Wieder Ekelfleisch in Bayern gefunden
Schwaben
28.08.2007, 17:09
Ein bayerischer Händler soll im Juli offenbar 20 Tonnen Ekelfleisch an einen Berliner Döner-Hersteller verkauft haben. (Foto: AP)
Ein bayerischer Händler hat im Juli offenbar 20 Tonnen Ekelfleisch an einen Berliner Döner-Hersteller verkauft. Die Staatsanwaltschaft Memmingen hat mittlerweile weitere 11 Tonnen ungenießbares Puten- und Rindfleisch auf dem Firmengelände im schwäbischen Wertingen sichergestellt.
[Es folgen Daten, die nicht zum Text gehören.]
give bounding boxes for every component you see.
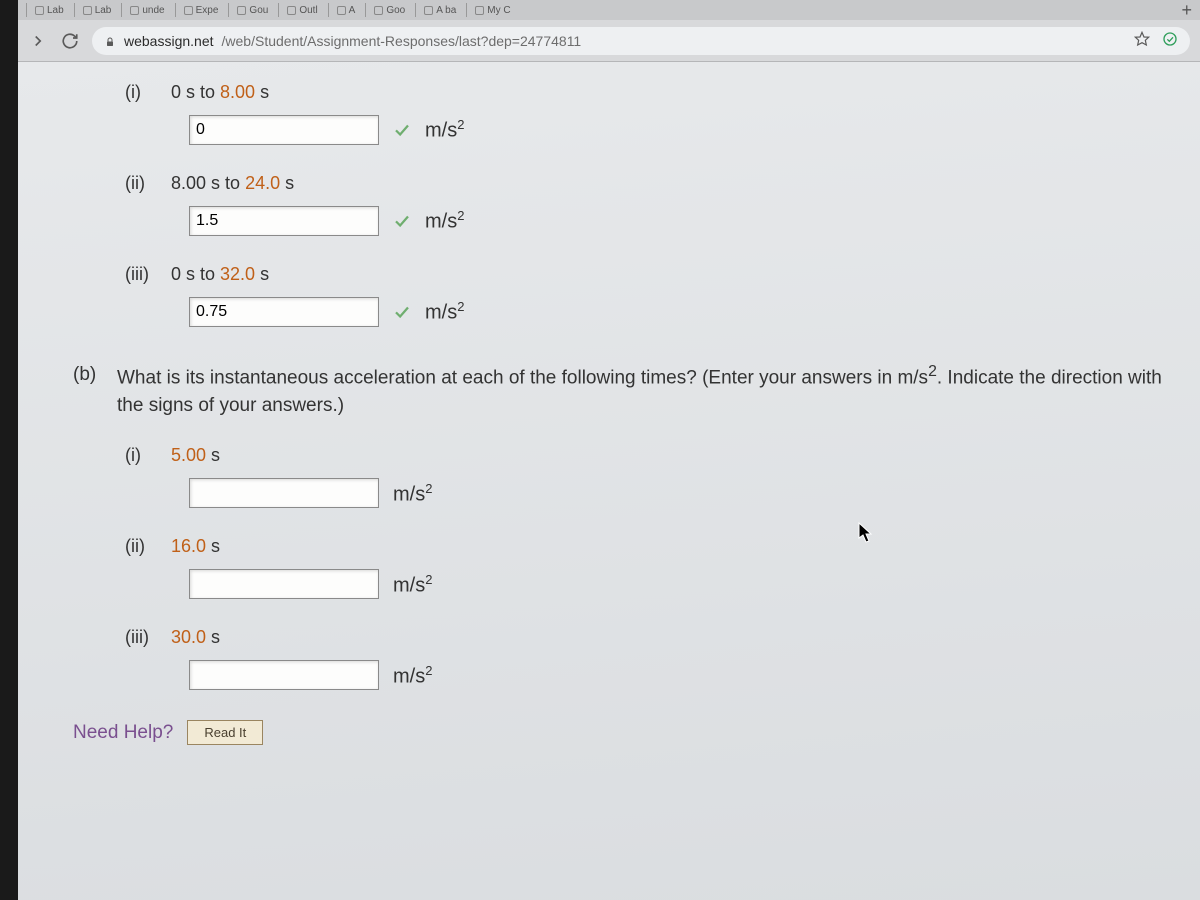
tab-label: Gou [249, 5, 268, 16]
item-time: 16.0 s [171, 536, 220, 557]
section-label: (b) [73, 361, 105, 419]
sub-item: (iii) 0 s to 32.0 s m/s2 [125, 264, 1190, 327]
tab[interactable]: Goo [365, 3, 405, 17]
answer-input[interactable] [189, 660, 379, 690]
item-numeral: (i) [125, 82, 159, 103]
unit-label: m/s2 [393, 572, 432, 598]
reload-icon[interactable] [60, 31, 80, 51]
unit-label: m/s2 [393, 663, 432, 689]
favicon [130, 6, 139, 15]
section-a: (i) 0 s to 8.00 s m/s2 (ii) 8.00 s to 24… [103, 82, 1190, 327]
answer-input[interactable] [189, 206, 379, 236]
unit-label: m/s2 [425, 117, 464, 143]
new-tab-icon[interactable]: + [1181, 0, 1192, 21]
answer-input[interactable] [189, 478, 379, 508]
unit-label: m/s2 [425, 208, 464, 234]
favicon [184, 6, 193, 15]
tab-label: unde [142, 5, 164, 16]
favicon [337, 6, 346, 15]
tab-label: Outl [299, 5, 317, 16]
check-icon [393, 121, 411, 139]
grammarly-icon[interactable] [1162, 31, 1178, 50]
sub-item: (i) 5.00 s m/s2 [125, 445, 1190, 508]
browser-window: Lab Lab unde Expe Gou Outl A Goo A ba My… [0, 0, 1200, 900]
tab[interactable]: unde [121, 3, 164, 17]
answer-input[interactable] [189, 115, 379, 145]
star-icon[interactable] [1134, 31, 1150, 50]
item-numeral: (iii) [125, 264, 159, 285]
url-host: webassign.net [124, 33, 214, 49]
item-numeral: (i) [125, 445, 159, 466]
tab[interactable]: A [328, 3, 356, 17]
check-icon [393, 212, 411, 230]
need-help-row: Need Help? Read It [73, 720, 1190, 745]
tab-label: A [349, 5, 356, 16]
tab-label: Goo [386, 5, 405, 16]
tab[interactable]: A ba [415, 3, 456, 17]
unit-label: m/s2 [425, 299, 464, 325]
forward-icon[interactable] [28, 31, 48, 51]
tab[interactable]: Lab [26, 3, 64, 17]
item-numeral: (ii) [125, 536, 159, 557]
need-help-label: Need Help? [73, 722, 173, 744]
tab[interactable]: My C [466, 3, 510, 17]
unit-label: m/s2 [393, 481, 432, 507]
read-it-button[interactable]: Read It [187, 720, 263, 745]
item-numeral: (ii) [125, 173, 159, 194]
question-text: What is its instantaneous acceleration a… [117, 361, 1190, 419]
check-icon [393, 303, 411, 321]
tab-label: My C [487, 5, 510, 16]
favicon [424, 6, 433, 15]
item-time: 30.0 s [171, 627, 220, 648]
favicon [374, 6, 383, 15]
answer-input[interactable] [189, 569, 379, 599]
answer-input[interactable] [189, 297, 379, 327]
section-b-items: (i) 5.00 s m/s2 (ii) 16.0 s m/s2 [103, 445, 1190, 690]
favicon [287, 6, 296, 15]
sub-item: (i) 0 s to 8.00 s m/s2 [125, 82, 1190, 145]
tab[interactable]: Expe [175, 3, 219, 17]
favicon [237, 6, 246, 15]
address-bar-row: webassign.net/web/Student/Assignment-Res… [18, 20, 1200, 62]
tab[interactable]: Outl [278, 3, 317, 17]
sub-item: (iii) 30.0 s m/s2 [125, 627, 1190, 690]
tab-label: A ba [436, 5, 456, 16]
sub-item: (ii) 8.00 s to 24.0 s m/s2 [125, 173, 1190, 236]
tab-strip: Lab Lab unde Expe Gou Outl A Goo A ba My… [18, 0, 1200, 20]
sub-item: (ii) 16.0 s m/s2 [125, 536, 1190, 599]
favicon [475, 6, 484, 15]
tab-label: Expe [196, 5, 219, 16]
page-content: (i) 0 s to 8.00 s m/s2 (ii) 8.00 s to 24… [18, 62, 1200, 900]
tab[interactable]: Lab [74, 3, 112, 17]
url-bar[interactable]: webassign.net/web/Student/Assignment-Res… [92, 27, 1190, 55]
item-range: 0 s to 8.00 s [171, 82, 269, 103]
favicon [35, 6, 44, 15]
section-b-header: (b) What is its instantaneous accelerati… [73, 361, 1190, 419]
lock-icon [104, 35, 116, 47]
item-range: 8.00 s to 24.0 s [171, 173, 294, 194]
tab[interactable]: Gou [228, 3, 268, 17]
favicon [83, 6, 92, 15]
tab-label: Lab [47, 5, 64, 16]
tab-label: Lab [95, 5, 112, 16]
item-numeral: (iii) [125, 627, 159, 648]
item-range: 0 s to 32.0 s [171, 264, 269, 285]
item-time: 5.00 s [171, 445, 220, 466]
url-path: /web/Student/Assignment-Responses/last?d… [222, 33, 582, 49]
Es war offenbar auch zum Weiterverkauf an Lebensmittelhändler vorgesehen. Die Behörden wurden von einem Lastwagenfahrer informiert, der die Ware am vergangenen Freitag angeliefert hatte. Er schöpfte Verdacht, nachdem der Ehemann der Geschäftsführerin der Firma sofort damit begonnen hatte, die Etiketten von den Fleischabfällen zu entfernen.
Politiker von SPD, Grünen und FDP werteten den jüngsten Fund an Gammelfleisch als Beleg dafür, dass die staatlichen Kontrollsysteme im Bereich der Lebensmittelsicherheit nach wie vor nicht funktionierten.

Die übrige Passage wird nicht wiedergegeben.